An additional challenge is that criminals and criminal syndicates are placing networks across the country at risk. Batteries, which can cost R28 000 per battery and upwards, are sought after on black markets – especially in neighbouring countries. 

“Although MTN has improved security and is making strides in limiting instances of theft and vandalism with the assistance of the police, the increase in power outages has made this issue even more pressing,” says O’Sullivan.
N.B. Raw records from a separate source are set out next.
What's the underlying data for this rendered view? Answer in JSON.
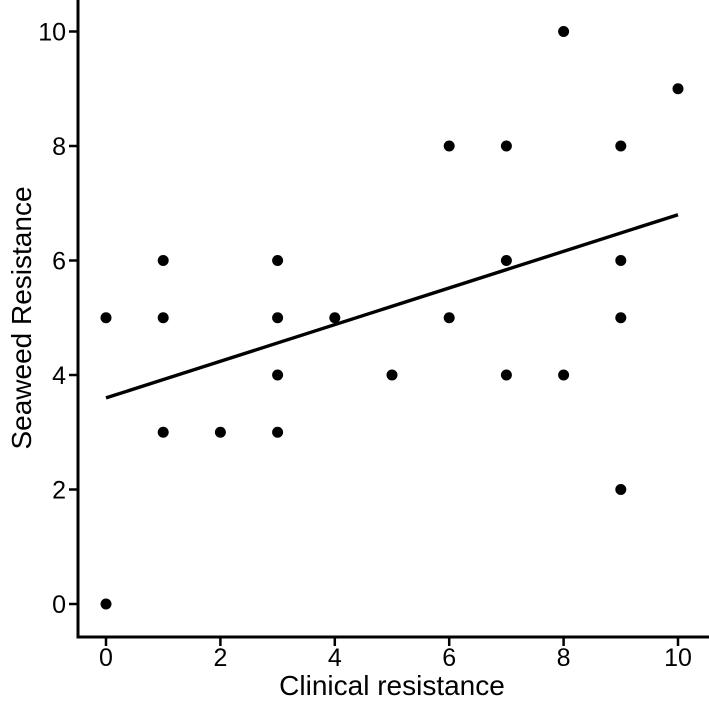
{
  "chart_data": {
    "type": "scatter",
    "title": "",
    "xlabel": "Clinical resistance",
    "ylabel": "Seaweed Resistance",
    "xlim": [
      0,
      10
    ],
    "ylim": [
      0,
      10
    ],
    "x_ticks": [
      0,
      2,
      4,
      6,
      8,
      10
    ],
    "y_ticks": [
      0,
      2,
      4,
      6,
      8,
      10
    ],
    "grid": false,
    "legend": false,
    "point_color": "#000000",
    "line_color": "#000000",
    "axis_color": "#000000",
    "background_color": "#ffffff",
    "points": [
      [
        0,
        0
      ],
      [
        0,
        5
      ],
      [
        1,
        3
      ],
      [
        1,
        5
      ],
      [
        1,
        6
      ],
      [
        2,
        3
      ],
      [
        3,
        3
      ],
      [
        3,
        4
      ],
      [
        3,
        5
      ],
      [
        3,
        6
      ],
      [
        4,
        5
      ],
      [
        5,
        4
      ],
      [
        6,
        5
      ],
      [
        6,
        8
      ],
      [
        7,
        4
      ],
      [
        7,
        6
      ],
      [
        7,
        8
      ],
      [
        8,
        4
      ],
      [
        8,
        10
      ],
      [
        9,
        2
      ],
      [
        9,
        5
      ],
      [
        9,
        6
      ],
      [
        9,
        8
      ],
      [
        10,
        9
      ]
    ],
    "regression_line": {
      "x": [
        0,
        10
      ],
      "y": [
        3.6,
        6.8
      ]
    }
  }
}
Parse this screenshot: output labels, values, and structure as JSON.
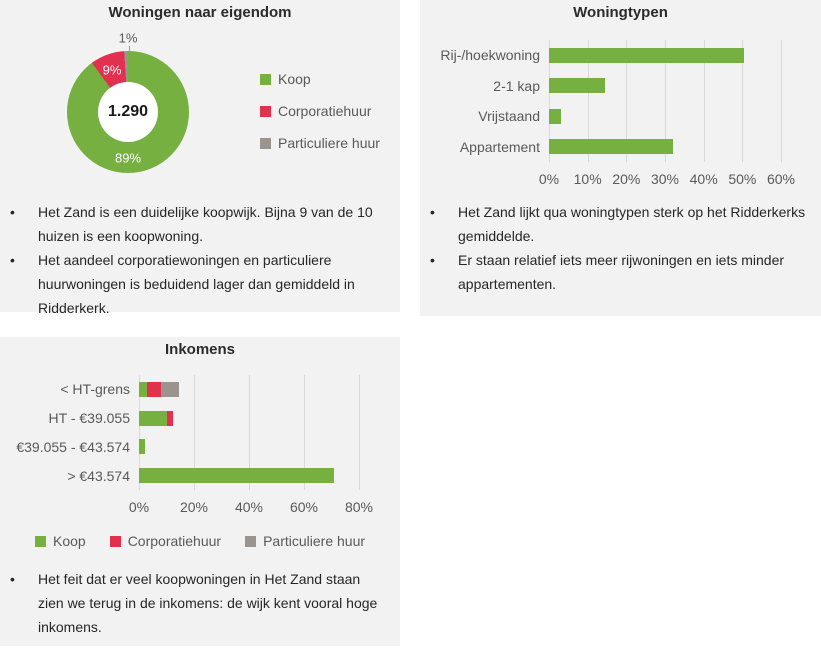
{
  "colors": {
    "green": "#76b041",
    "red": "#e1314f",
    "gray": "#9b948e",
    "panel_bg": "#f2f2f2",
    "page_bg": "#ffffff",
    "grid": "#d9d9d9",
    "axis_text": "#595959",
    "title_text": "#2b2b2b",
    "body_text": "#262626"
  },
  "chart_data": [
    {
      "type": "pie",
      "subtype": "donut",
      "title": "Woningen naar eigendom",
      "center_label": "1.290",
      "legend_position": "right",
      "slices": [
        {
          "label": "Koop",
          "value": 89,
          "display": "89%",
          "color_key": "green"
        },
        {
          "label": "Corporatiehuur",
          "value": 9,
          "display": "9%",
          "color_key": "red"
        },
        {
          "label": "Particuliere huur",
          "value": 1,
          "display": "1%",
          "color_key": "gray"
        }
      ]
    },
    {
      "type": "bar",
      "orientation": "horizontal",
      "title": "Woningtypen",
      "categories": [
        "Rij-/hoekwoning",
        "2-1 kap",
        "Vrijstaand",
        "Appartement"
      ],
      "values": [
        50.5,
        14.5,
        3,
        32
      ],
      "xlim": [
        0,
        60
      ],
      "ticks": [
        "0%",
        "10%",
        "20%",
        "30%",
        "40%",
        "50%",
        "60%"
      ],
      "grid": true,
      "legend_position": "none"
    },
    {
      "type": "bar",
      "subtype": "stacked",
      "orientation": "horizontal",
      "title": "Inkomens",
      "categories": [
        "< HT-grens",
        "HT - €39.055",
        "€39.055 - €43.574",
        "> €43.574"
      ],
      "series": [
        {
          "name": "Koop",
          "color_key": "green",
          "values": [
            3,
            10,
            2,
            71
          ]
        },
        {
          "name": "Corporatiehuur",
          "color_key": "red",
          "values": [
            5,
            2.5,
            0,
            0
          ]
        },
        {
          "name": "Particuliere huur",
          "color_key": "gray",
          "values": [
            6.5,
            0,
            0,
            0
          ]
        }
      ],
      "xlim": [
        0,
        80
      ],
      "ticks": [
        "0%",
        "20%",
        "40%",
        "60%",
        "80%"
      ],
      "grid": true,
      "legend_position": "bottom"
    }
  ],
  "bullets": {
    "eigendom": [
      "Het Zand is een duidelijke koopwijk. Bijna 9 van de 10 huizen is een koopwoning.",
      "Het aandeel corporatiewoningen en particuliere huurwoningen is beduidend lager dan gemiddeld in Ridderkerk."
    ],
    "woningtypen": [
      "Het Zand lijkt qua woningtypen sterk op het Ridderkerks gemiddelde.",
      "Er staan relatief iets meer rijwoningen en iets minder appartementen."
    ],
    "inkomens": [
      "Het feit dat er veel koopwoningen in Het Zand staan zien we terug in de inkomens: de wijk kent vooral hoge inkomens."
    ]
  }
}
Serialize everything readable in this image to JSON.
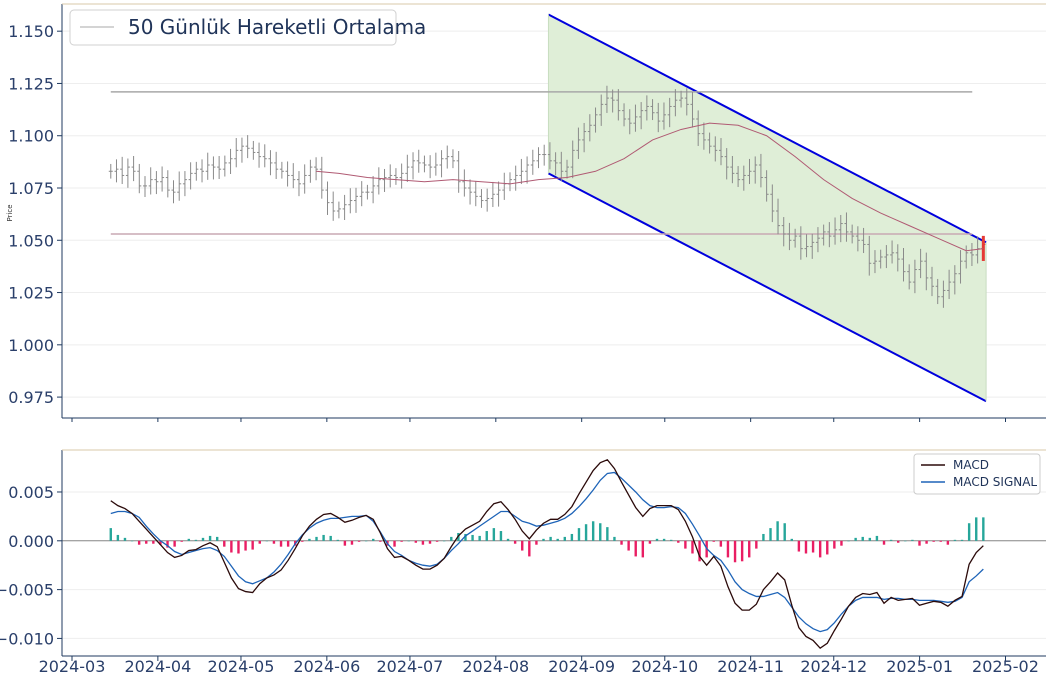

Ernest Paul, General Manager: Network Operations at SA’s leading network provider MTN, says the brazen theft of batteries is an industry-wide problem and will require a broader initiative driven by communities, the private sector, police and prosecutors to bring it to a halt.

“Apart from the cost of replacing the stolen batteries and upgrading the broken infrastructure, communities suffer as the network degrades without the back-up power. This is due to the fact that any coverage gaps need to be filled. The situation is even more dire with the rolling power cuts expected due to Eskom load shedding.”

Loss of services and network quality can range from a 2-5km radius to 15km on some sites and affect 5,000 to 20,000 people. On hub sites, network coverage to entire suburbs and regions can be lost.